Gwen Garnier-Duguy publie ses pre­miers poèmes en 1995 dans la revue issue du sur­réa­lisme, Supérieur Inconnu, à laquelle il col­la­bore jusqu’en 2005.
En 2003, il par­ti­cipe au col­loque consa­cré au poète Patrice de La Tour du Pin au col­lège de France, y par­lant de la poé­tique de l’absence au cœur de La Quête de Joie.
Fasciné par la pein­ture de Roberto Mangú, il signe un roman sur son œuvre, “Nox”, aux édi­tions le Grand Souffle.
2011 : “Danse sur le ter­ri­toire, amorce de la parole”, édi­tions de l’Atlantique, pré­face de Michel Host, prix Goncourt 1986.

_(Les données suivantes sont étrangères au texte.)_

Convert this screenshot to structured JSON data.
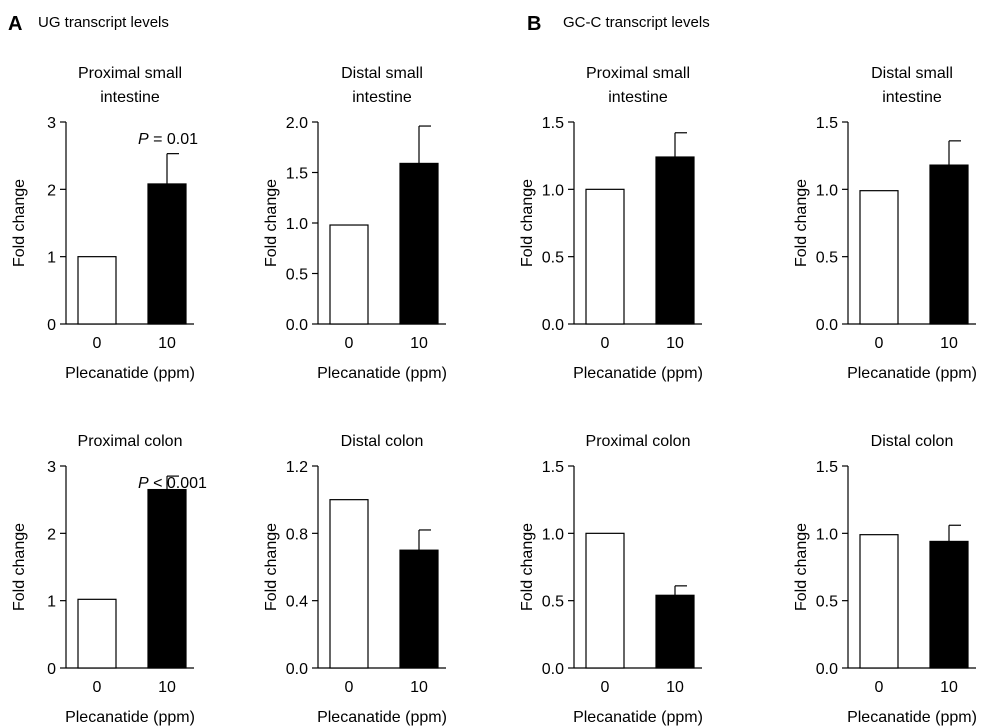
{
  "panels": [
    {
      "letter": "A",
      "title": "UG transcript levels"
    },
    {
      "letter": "B",
      "title": "GC-C transcript levels"
    }
  ],
  "chart_data": [
    {
      "panel": "A",
      "type": "bar",
      "title": [
        "Proximal small",
        "intestine"
      ],
      "xlabel": "Plecanatide (ppm)",
      "ylabel": "Fold change",
      "categories": [
        "0",
        "10"
      ],
      "values": [
        1.0,
        2.08
      ],
      "errors": [
        0,
        0.45
      ],
      "ylim": [
        0,
        3
      ],
      "yticks": [
        "0",
        "1",
        "2",
        "3"
      ],
      "annotation": {
        "prefix": "P",
        "rest": " = 0.01"
      }
    },
    {
      "panel": "A",
      "type": "bar",
      "title": [
        "Distal small",
        "intestine"
      ],
      "xlabel": "Plecanatide (ppm)",
      "ylabel": "Fold change",
      "categories": [
        "0",
        "10"
      ],
      "values": [
        0.98,
        1.59
      ],
      "errors": [
        0,
        0.37
      ],
      "ylim": [
        0,
        2
      ],
      "yticks": [
        "0.0",
        "0.5",
        "1.0",
        "1.5",
        "2.0"
      ]
    },
    {
      "panel": "B",
      "type": "bar",
      "title": [
        "Proximal small",
        "intestine"
      ],
      "xlabel": "Plecanatide (ppm)",
      "ylabel": "Fold change",
      "categories": [
        "0",
        "10"
      ],
      "values": [
        1.0,
        1.24
      ],
      "errors": [
        0,
        0.18
      ],
      "ylim": [
        0,
        1.5
      ],
      "yticks": [
        "0.0",
        "0.5",
        "1.0",
        "1.5"
      ]
    },
    {
      "panel": "B",
      "type": "bar",
      "title": [
        "Distal small",
        "intestine"
      ],
      "xlabel": "Plecanatide (ppm)",
      "ylabel": "Fold change",
      "categories": [
        "0",
        "10"
      ],
      "values": [
        0.99,
        1.18
      ],
      "errors": [
        0,
        0.18
      ],
      "ylim": [
        0,
        1.5
      ],
      "yticks": [
        "0.0",
        "0.5",
        "1.0",
        "1.5"
      ]
    },
    {
      "panel": "A",
      "type": "bar",
      "title": [
        "Proximal colon"
      ],
      "xlabel": "Plecanatide (ppm)",
      "ylabel": "Fold change",
      "categories": [
        "0",
        "10"
      ],
      "values": [
        1.02,
        2.65
      ],
      "errors": [
        0,
        0.2
      ],
      "ylim": [
        0,
        3
      ],
      "yticks": [
        "0",
        "1",
        "2",
        "3"
      ],
      "annotation": {
        "prefix": "P",
        "rest": " < 0.001"
      }
    },
    {
      "panel": "A",
      "type": "bar",
      "title": [
        "Distal colon"
      ],
      "xlabel": "Plecanatide (ppm)",
      "ylabel": "Fold change",
      "categories": [
        "0",
        "10"
      ],
      "values": [
        1.0,
        0.7
      ],
      "errors": [
        0,
        0.12
      ],
      "ylim": [
        0,
        1.2
      ],
      "yticks": [
        "0.0",
        "0.4",
        "0.8",
        "1.2"
      ]
    },
    {
      "panel": "B",
      "type": "bar",
      "title": [
        "Proximal colon"
      ],
      "xlabel": "Plecanatide (ppm)",
      "ylabel": "Fold change",
      "categories": [
        "0",
        "10"
      ],
      "values": [
        1.0,
        0.54
      ],
      "errors": [
        0,
        0.07
      ],
      "ylim": [
        0,
        1.5
      ],
      "yticks": [
        "0.0",
        "0.5",
        "1.0",
        "1.5"
      ]
    },
    {
      "panel": "B",
      "type": "bar",
      "title": [
        "Distal colon"
      ],
      "xlabel": "Plecanatide (ppm)",
      "ylabel": "Fold change",
      "categories": [
        "0",
        "10"
      ],
      "values": [
        0.99,
        0.94
      ],
      "errors": [
        0,
        0.12
      ],
      "ylim": [
        0,
        1.5
      ],
      "yticks": [
        "0.0",
        "0.5",
        "1.0",
        "1.5"
      ]
    }
  ]
}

2014 : “Le Corps du Monde”, édi­tions Corlevour, pré­fa­cé par Pascal Boulanger.
2015 : “La nuit phoe­nix”, Recours au Poème édi­teurs, post­face de Jean Maison.
En mai 2012, il fonde avec Matthieu Baumier le maga­zine en ligne Recours au poème, exclu­si­ve­ment consa­cré à la poé­sie.
Il signe la pré­face à La Pierre Amour de Xavier Bordes, édi­tions Gallimard, col­lec­tion Poésie/​Gallimard, 2015.